Seven studies involving 9164 randomised participants with osteoporosis and CKD stages 3 to 5D met the inclusion criteria; all participants were postmenopausal women. Five studies included patients with CKD stages 3-4, and two studies included patients with CKD stages 5 or 5D. Five pharmacological interventions were identified (abaloparatide, alendronate, denosumab, raloxifene, and teriparatide). All studies were judged to be at an overall high risk of bias.

Among patients with CKD stages 3-4, anti-osteoporotic drugs may reduce the risk of vertebral fracture (RR 0.52, 95% CI 0.39 to 0.69; low certainty evidence). Anti-osteoporotic drugs probably makes little or no difference to the risk of clinical fracture (RR 0.91, 95% CI 0.79 to 1.05; moderate certainty evidence) and adverse events (RR 0.99, 95% CI 0.98 to 1.00; moderate certainty evidence). We were unable to incorporate studies into the meta-analyses for BMD at the femoral neck, lumbar spine and total hip as they only reported the percentage change in the BMD in the intervention group.
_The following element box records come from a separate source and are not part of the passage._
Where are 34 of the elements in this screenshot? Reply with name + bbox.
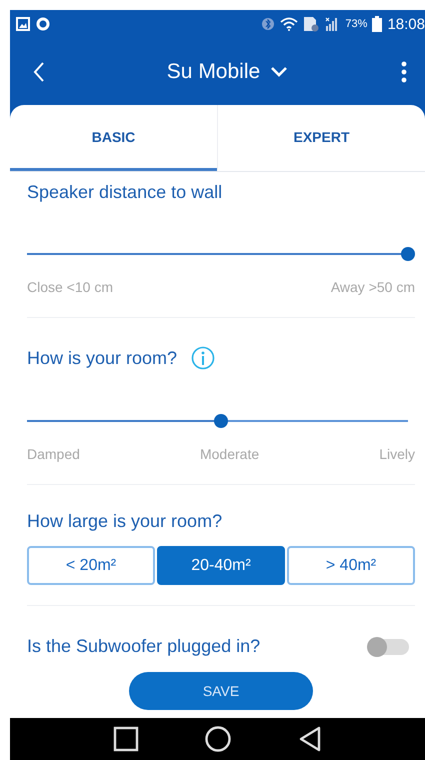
clock-time: 18:08 <box>387 16 425 32</box>
size-option-button[interactable]: > 40m² <box>287 546 415 585</box>
scale-label: Away >50 cm <box>330 279 415 295</box>
tab[interactable]: EXPERT <box>217 105 425 171</box>
save-button[interactable]: SAVE <box>129 672 313 710</box>
battery-percent: 73% <box>345 18 368 30</box>
slider-thumb[interactable] <box>401 247 415 261</box>
tab[interactable]: BASIC <box>10 105 217 171</box>
home-icon[interactable] <box>204 725 232 753</box>
question-label: Speaker distance to wall <box>27 182 222 203</box>
circle-icon <box>36 17 50 31</box>
slider[interactable] <box>27 247 415 261</box>
back-icon[interactable] <box>32 60 46 82</box>
size-option-button[interactable]: 20-40m² <box>157 546 285 585</box>
scale-label: Damped <box>27 446 80 462</box>
question-label: How large is your room? <box>27 511 222 532</box>
wifi-icon <box>280 17 298 31</box>
question-label: Is the Subwoofer plugged in? <box>27 636 260 657</box>
sim-card-icon <box>303 16 320 32</box>
slider-thumb[interactable] <box>214 414 228 428</box>
size-option-button[interactable]: < 20m² <box>27 546 155 585</box>
toggle-switch[interactable] <box>369 638 409 654</box>
chevron-down-icon[interactable] <box>270 66 288 78</box>
scale-label: Lively <box>379 446 415 462</box>
screen-title[interactable]: Su Mobile <box>166 60 260 84</box>
question-label: How is your room? <box>27 348 178 368</box>
bluetooth-icon <box>261 17 276 31</box>
image-icon <box>16 17 30 31</box>
scale-label: Close <10 cm <box>27 279 113 295</box>
scale-label: Moderate <box>200 446 260 462</box>
recent-apps-icon[interactable] <box>112 726 139 752</box>
back-triangle-icon[interactable] <box>298 726 322 752</box>
battery-icon <box>372 16 382 32</box>
more-menu-icon[interactable] <box>400 60 407 82</box>
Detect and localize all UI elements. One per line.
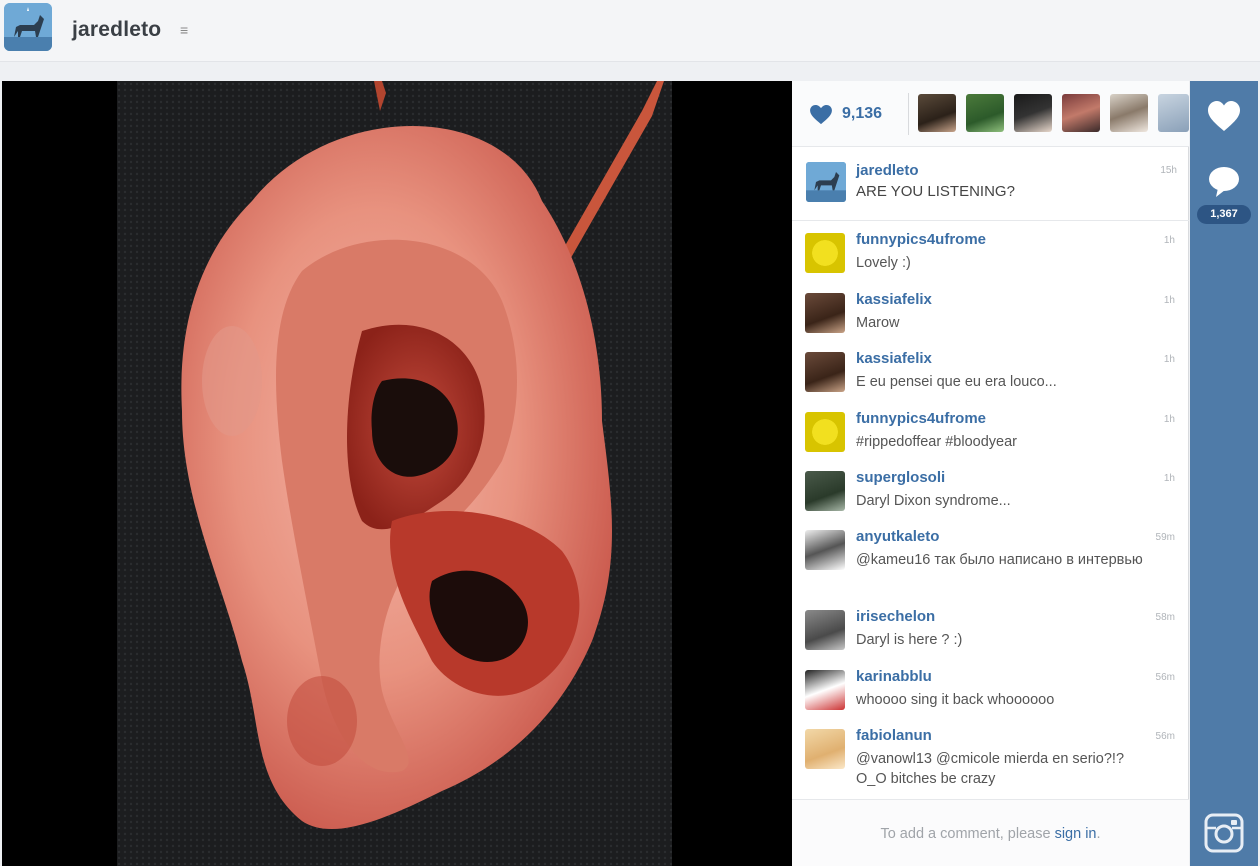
comment-text: @kameu16 так было написано в интервью (856, 552, 1143, 568)
unicorn-avatar-icon (806, 162, 846, 202)
liker-avatar[interactable] (966, 94, 1004, 132)
avatar[interactable] (805, 412, 845, 452)
comment-text: E eu pensei que eu era louco... (856, 374, 1057, 390)
avatar[interactable] (805, 471, 845, 511)
comment-text: whoooo sing it back whoooooo (856, 692, 1055, 708)
comment-timestamp: 58m (1155, 612, 1175, 623)
avatar[interactable] (806, 162, 846, 202)
comment-username[interactable]: anyutkaleto (856, 528, 939, 545)
likes-bar: 9,136 (792, 81, 1189, 147)
comment-text: Lovely :) (856, 255, 911, 271)
likes-count[interactable]: 9,136 (842, 105, 882, 123)
comment-text: #rippedoffear #bloodyear (856, 434, 1017, 450)
comment-text: @vanowl13 @cmicole mierda en serio?!? O_… (856, 751, 1125, 787)
comment-username[interactable]: kassiafelix (856, 291, 932, 308)
speech-bubble-icon[interactable] (1198, 161, 1250, 201)
comment-text: Daryl is here ? :) (856, 632, 963, 648)
add-comment-prompt: To add a comment, please sign in. (792, 799, 1189, 866)
avatar[interactable] (805, 610, 845, 650)
comment-username[interactable]: funnypics4ufrome (856, 410, 986, 427)
comment-count-badge: 1,367 (1197, 205, 1251, 224)
header-username[interactable]: jaredleto (72, 18, 161, 42)
avatar[interactable] (805, 670, 845, 710)
comment-timestamp: 56m (1155, 672, 1175, 683)
post-caption: jaredleto ARE YOU LISTENING? 15h (792, 147, 1189, 221)
liker-avatar[interactable] (1110, 94, 1148, 132)
comment-timestamp: 1h (1163, 473, 1175, 484)
bloody-ear-photo (2, 81, 792, 866)
instagram-logo-icon[interactable] (1202, 811, 1246, 855)
comment-timestamp: 59m (1155, 532, 1175, 543)
comment-timestamp: 1h (1163, 235, 1175, 246)
comment-username[interactable]: irisechelon (856, 608, 935, 625)
add-comment-text: To add a comment, please (880, 826, 1055, 842)
comment-username[interactable]: kassiafelix (856, 350, 932, 367)
avatar[interactable] (805, 352, 845, 392)
add-comment-suffix: . (1096, 826, 1101, 842)
avatar[interactable] (805, 530, 845, 570)
comment-timestamp: 1h (1163, 354, 1175, 365)
post-details-panel: 9,136 jaredleto ARE YOU LISTENING? 15h f… (792, 81, 1189, 866)
liker-avatar[interactable] (1014, 94, 1052, 132)
likes-divider (908, 93, 909, 135)
avatar[interactable] (805, 293, 845, 333)
profile-header: jaredleto ≡ (0, 0, 1260, 62)
comment-timestamp: 1h (1163, 295, 1175, 306)
heart-icon[interactable] (810, 105, 832, 125)
avatar[interactable] (805, 233, 845, 273)
liker-avatar[interactable] (918, 94, 956, 132)
comment-username[interactable]: karinabblu (856, 668, 932, 685)
comment-username[interactable]: superglosoli (856, 469, 945, 486)
post-photo[interactable] (2, 81, 792, 866)
sign-in-link[interactable]: sign in (1055, 826, 1097, 842)
liker-avatar[interactable] (1158, 94, 1189, 132)
comment-text: Marow (856, 315, 900, 331)
avatar[interactable] (805, 729, 845, 769)
heart-icon[interactable] (1198, 89, 1250, 141)
comment-text: Daryl Dixon syndrome... (856, 493, 1011, 509)
header-avatar[interactable] (4, 3, 52, 51)
action-rail: 1,367 (1190, 81, 1258, 866)
liker-avatar[interactable] (1062, 94, 1100, 132)
caption-timestamp: 15h (1160, 165, 1177, 176)
menu-icon[interactable]: ≡ (180, 22, 188, 38)
comment-timestamp: 56m (1155, 731, 1175, 742)
unicorn-avatar-icon (4, 3, 52, 51)
caption-text: ARE YOU LISTENING? (856, 183, 1015, 200)
comment-username[interactable]: funnypics4ufrome (856, 231, 986, 248)
comment-timestamp: 1h (1163, 414, 1175, 425)
caption-username[interactable]: jaredleto (856, 162, 919, 179)
comment-username[interactable]: fabiolanun (856, 727, 932, 744)
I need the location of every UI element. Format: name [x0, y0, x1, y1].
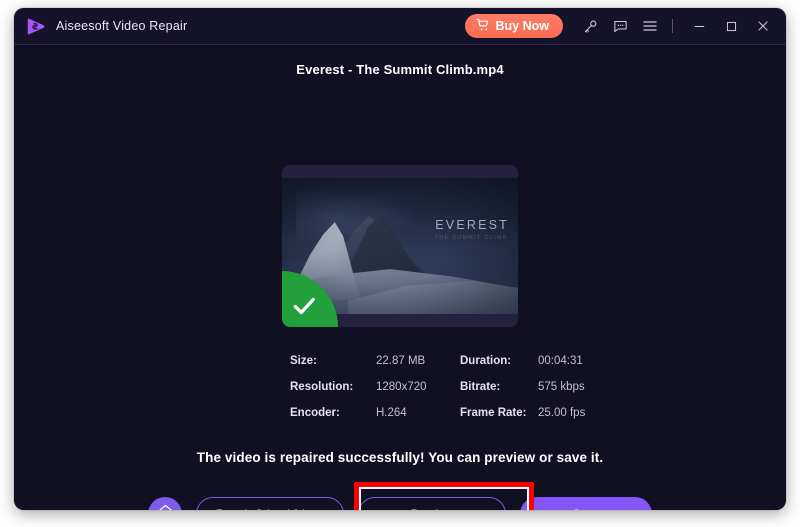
- meta-value-encoder: H.264: [376, 407, 407, 419]
- file-name-label: Everest - The Summit Climb.mp4: [296, 62, 504, 77]
- titlebar-divider: [672, 19, 673, 33]
- main-content: Everest - The Summit Climb.mp4 EVEREST T…: [14, 45, 786, 510]
- meta-value-resolution: 1280x720: [376, 381, 427, 393]
- maximize-icon[interactable]: [718, 13, 744, 39]
- thumbnail-overlay-title: EVEREST: [435, 218, 509, 232]
- status-message: The video is repaired successfully! You …: [196, 450, 604, 465]
- video-thumbnail[interactable]: EVEREST THE SUMMIT CLIMB: [282, 165, 518, 327]
- close-icon[interactable]: [750, 13, 776, 39]
- preview-button-wrapper: Preview: [358, 497, 506, 510]
- home-button[interactable]: [148, 497, 182, 510]
- buy-now-button[interactable]: Buy Now: [464, 14, 563, 38]
- title-bar: Aiseesoft Video Repair Buy Now: [14, 8, 786, 45]
- meta-label-frame-rate: Frame Rate:: [460, 407, 527, 419]
- hamburger-menu-icon[interactable]: [637, 13, 663, 39]
- titlebar-controls: Buy Now: [464, 13, 776, 39]
- feedback-bubble-icon[interactable]: [607, 13, 633, 39]
- meta-value-bitrate: 575 kbps: [538, 381, 585, 393]
- meta-label-encoder: Encoder:: [290, 407, 340, 419]
- aiseesoft-play-logo-icon: [26, 16, 47, 37]
- meta-value-size: 22.87 MB: [376, 355, 426, 367]
- buy-now-label: Buy Now: [495, 19, 549, 33]
- repair-other-videos-label: Repair Other Videos: [216, 507, 325, 510]
- preview-button[interactable]: Preview: [358, 497, 506, 510]
- action-row: Repair Other Videos Preview Save: [14, 488, 786, 510]
- meta-label-resolution: Resolution:: [290, 381, 354, 393]
- meta-value-duration: 00:04:31: [538, 355, 583, 367]
- app-title: Aiseesoft Video Repair: [56, 19, 188, 33]
- meta-label-size: Size:: [290, 355, 317, 367]
- app-brand: Aiseesoft Video Repair: [26, 16, 187, 37]
- save-label: Save: [572, 507, 599, 510]
- shopping-cart-icon: [475, 18, 490, 35]
- save-button[interactable]: Save: [520, 497, 652, 510]
- preview-label: Preview: [411, 507, 454, 510]
- home-icon: [157, 503, 174, 510]
- repair-other-videos-button[interactable]: Repair Other Videos: [196, 497, 344, 510]
- app-window: Aiseesoft Video Repair Buy Now Everest -…: [14, 8, 786, 510]
- meta-label-duration: Duration:: [460, 355, 512, 367]
- meta-label-bitrate: Bitrate:: [460, 381, 501, 393]
- thumbnail-overlay-subtitle: THE SUMMIT CLIMB: [434, 235, 508, 241]
- aiseesoft-play-logo-icon-svg: [27, 18, 45, 34]
- key-icon[interactable]: [577, 13, 603, 39]
- meta-value-frame-rate: 25.00 fps: [538, 407, 586, 419]
- video-metadata: Size: 22.87 MB Duration: 00:04:31 Resolu…: [290, 355, 590, 419]
- minimize-icon[interactable]: [686, 13, 712, 39]
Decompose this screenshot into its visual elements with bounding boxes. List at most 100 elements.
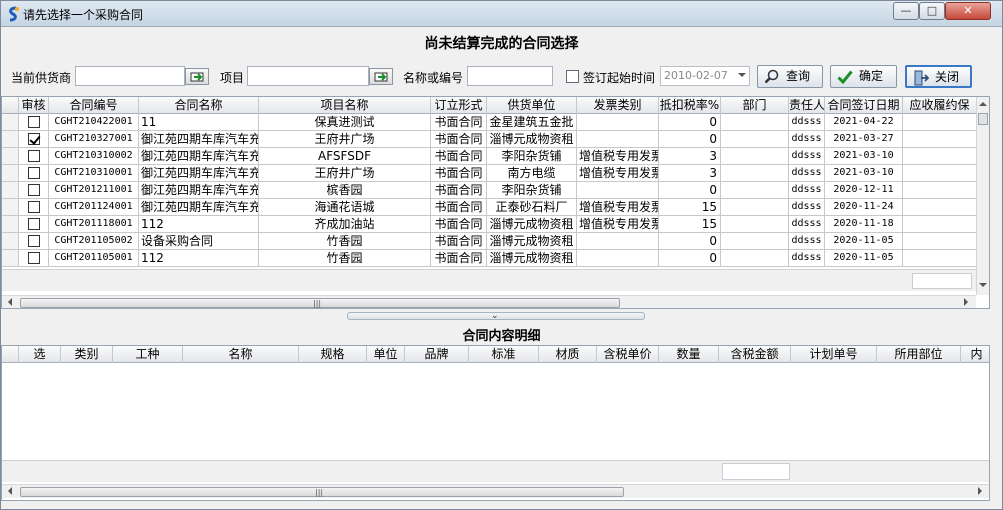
table-row[interactable]: CGHT201211001 御江苑四期车库汽车充 槟香园 书面合同 李阳杂货铺 0 ddss… [2, 182, 977, 199]
column-header[interactable]: 材质 [539, 346, 597, 363]
cell-date: 2020-12-11 [825, 182, 903, 199]
column-header[interactable]: 工种 [113, 346, 183, 363]
scroll-grip: ||| [313, 299, 322, 308]
row-selector[interactable] [2, 148, 19, 165]
column-header[interactable]: 供货单位 [487, 97, 577, 114]
column-header[interactable]: 部门 [721, 97, 789, 114]
contracts-summary-cell [912, 273, 972, 289]
review-checkbox[interactable] [28, 235, 40, 247]
review-checkbox-cell[interactable] [19, 114, 49, 131]
column-header[interactable]: 审核 [19, 97, 49, 114]
query-button[interactable]: 查询 [757, 65, 823, 88]
column-header[interactable]: 含税金额 [719, 346, 791, 363]
column-header[interactable]: 合同编号 [49, 97, 139, 114]
column-header[interactable]: 所用部位 [877, 346, 961, 363]
table-row[interactable]: CGHT201118001 112 齐成加油站 书面合同 淄博元成物资租 增值税专用发票 1… [2, 216, 977, 233]
review-checkbox[interactable] [28, 167, 40, 179]
column-header[interactable]: 标准 [469, 346, 539, 363]
column-header[interactable]: 责任人 [789, 97, 825, 114]
review-checkbox[interactable] [28, 218, 40, 230]
table-row[interactable]: CGHT201105002 设备采购合同 竹香园 书面合同 淄博元成物资租 0 ddsss 2… [2, 233, 977, 250]
project-browse-button[interactable] [369, 68, 393, 85]
review-checkbox[interactable] [28, 184, 40, 196]
table-row[interactable]: CGHT210422001 11 保真进测试 书面合同 金星建筑五金批 0 ddsss 202… [2, 114, 977, 131]
table-row[interactable]: CGHT201105001 112 竹香园 书面合同 淄博元成物资租 0 ddsss 2020… [2, 250, 977, 267]
sign-start-date-picker[interactable]: 2010-02-07 [660, 66, 750, 86]
column-header[interactable]: 规格 [299, 346, 367, 363]
column-header[interactable]: 合同名称 [139, 97, 259, 114]
review-checkbox-cell[interactable] [19, 199, 49, 216]
column-header[interactable]: 选 [19, 346, 61, 363]
review-checkbox-cell[interactable] [19, 165, 49, 182]
cell-code: CGHT210422001 [49, 114, 139, 131]
scroll-down-arrow-icon[interactable] [979, 283, 987, 287]
row-selector[interactable] [2, 114, 19, 131]
supplier-browse-button[interactable] [185, 68, 209, 85]
cell-supplier: 淄博元成物资租 [487, 216, 577, 233]
close-button[interactable]: 关闭 [905, 65, 972, 88]
column-header[interactable]: 订立形式 [431, 97, 487, 114]
cell-form: 书面合同 [431, 165, 487, 182]
column-header[interactable]: 计划单号 [791, 346, 877, 363]
name-code-input[interactable] [467, 66, 553, 86]
row-selector[interactable] [2, 250, 19, 267]
table-row[interactable]: CGHT201124001 御江苑四期车库汽车充 海通花语城 书面合同 正泰砂石料厂 增值… [2, 199, 977, 216]
scroll-left-arrow-icon[interactable] [8, 298, 12, 306]
review-checkbox-cell[interactable] [19, 233, 49, 250]
table-row[interactable]: CGHT210327001 御江苑四期车库汽车充 王府井广场 书面合同 淄博元成物资租 0… [2, 131, 977, 148]
close-window-button[interactable]: ✕ [945, 2, 991, 20]
column-header[interactable]: 数量 [659, 346, 719, 363]
contracts-horizontal-scrollbar[interactable]: ||| [2, 295, 976, 308]
table-row[interactable]: CGHT210310002 御江苑四期车库汽车充 AFSFSDF 书面合同 李阳杂货铺增… [2, 148, 977, 165]
review-checkbox[interactable] [28, 150, 40, 162]
column-header[interactable]: 项目名称 [259, 97, 431, 114]
cell-supplier: 淄博元成物资租 [487, 131, 577, 148]
cell-date: 2020-11-18 [825, 216, 903, 233]
review-checkbox-cell[interactable] [19, 148, 49, 165]
cell-name: 112 [139, 216, 259, 233]
horizontal-scroll-thumb[interactable]: ||| [20, 487, 624, 497]
column-header[interactable]: 名称 [183, 346, 299, 363]
column-header[interactable]: 品牌 [405, 346, 469, 363]
sign-start-checkbox[interactable] [566, 70, 579, 83]
review-checkbox-cell[interactable] [19, 131, 49, 148]
review-checkbox[interactable] [28, 252, 40, 264]
review-checkbox[interactable] [28, 133, 40, 145]
minimize-button[interactable]: — [893, 2, 919, 20]
scroll-up-arrow-icon[interactable] [979, 102, 987, 106]
column-header[interactable]: 应收履约保 [903, 97, 977, 114]
cell-name: 御江苑四期车库汽车充 [139, 182, 259, 199]
row-selector[interactable] [2, 182, 19, 199]
review-checkbox[interactable] [28, 201, 40, 213]
contracts-vertical-scrollbar[interactable] [976, 97, 989, 295]
cell-code: CGHT201118001 [49, 216, 139, 233]
supplier-input[interactable] [75, 66, 185, 86]
scroll-right-arrow-icon[interactable] [964, 298, 968, 306]
review-checkbox-cell[interactable] [19, 216, 49, 233]
panel-splitter[interactable]: ⌄ [347, 311, 645, 321]
row-selector[interactable] [2, 165, 19, 182]
maximize-button[interactable]: □ [919, 2, 945, 20]
column-header[interactable]: 含税单价 [597, 346, 659, 363]
row-selector[interactable] [2, 131, 19, 148]
column-header[interactable]: 内 [961, 346, 989, 363]
column-header[interactable]: 发票类别 [577, 97, 659, 114]
column-header[interactable]: 合同签订日期 [825, 97, 903, 114]
project-input[interactable] [247, 66, 369, 86]
detail-horizontal-scrollbar[interactable]: ||| [2, 484, 989, 498]
review-checkbox-cell[interactable] [19, 250, 49, 267]
scroll-right-arrow-icon[interactable] [978, 487, 982, 495]
column-header[interactable]: 抵扣税率% [659, 97, 721, 114]
vertical-scroll-thumb[interactable] [978, 113, 988, 125]
row-selector[interactable] [2, 233, 19, 250]
column-header[interactable]: 单位 [367, 346, 405, 363]
scroll-left-arrow-icon[interactable] [8, 487, 12, 495]
row-selector[interactable] [2, 199, 19, 216]
review-checkbox[interactable] [28, 116, 40, 128]
confirm-button[interactable]: 确定 [830, 65, 897, 88]
table-row[interactable]: CGHT210310001 御江苑四期车库汽车充 王府井广场 书面合同 南方电缆 增值税专… [2, 165, 977, 182]
column-header[interactable]: 类别 [61, 346, 113, 363]
review-checkbox-cell[interactable] [19, 182, 49, 199]
row-selector[interactable] [2, 216, 19, 233]
horizontal-scroll-thumb[interactable]: ||| [20, 298, 620, 308]
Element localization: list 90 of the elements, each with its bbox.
Among patients with severe CKD stages 5 or 5D, it is uncertain whether anti-osteoporotic drug reduces the risk of clinical fracture (RR 0.33, 95% CI 0.01 to 7.87; very low certainty evidence). It is uncertain whether anti-osteoporotic drug improves the BMD at the femoral neck because the certainty of this evidence is very low (MD 0.01, 95% CI 0.00 to 0.02). Anti-osteoporotic drug may slightly improve the BMD at the lumbar spine (MD 0.03, 95% CI 0.03 to 0.04, low certainty evidence). No adverse events were reported in the included studies. It is uncertain whether anti-osteoporotic drug reduces the risk of death (RR 1.00, 95% CI 0.22 to 4.56; very low certainty evidence).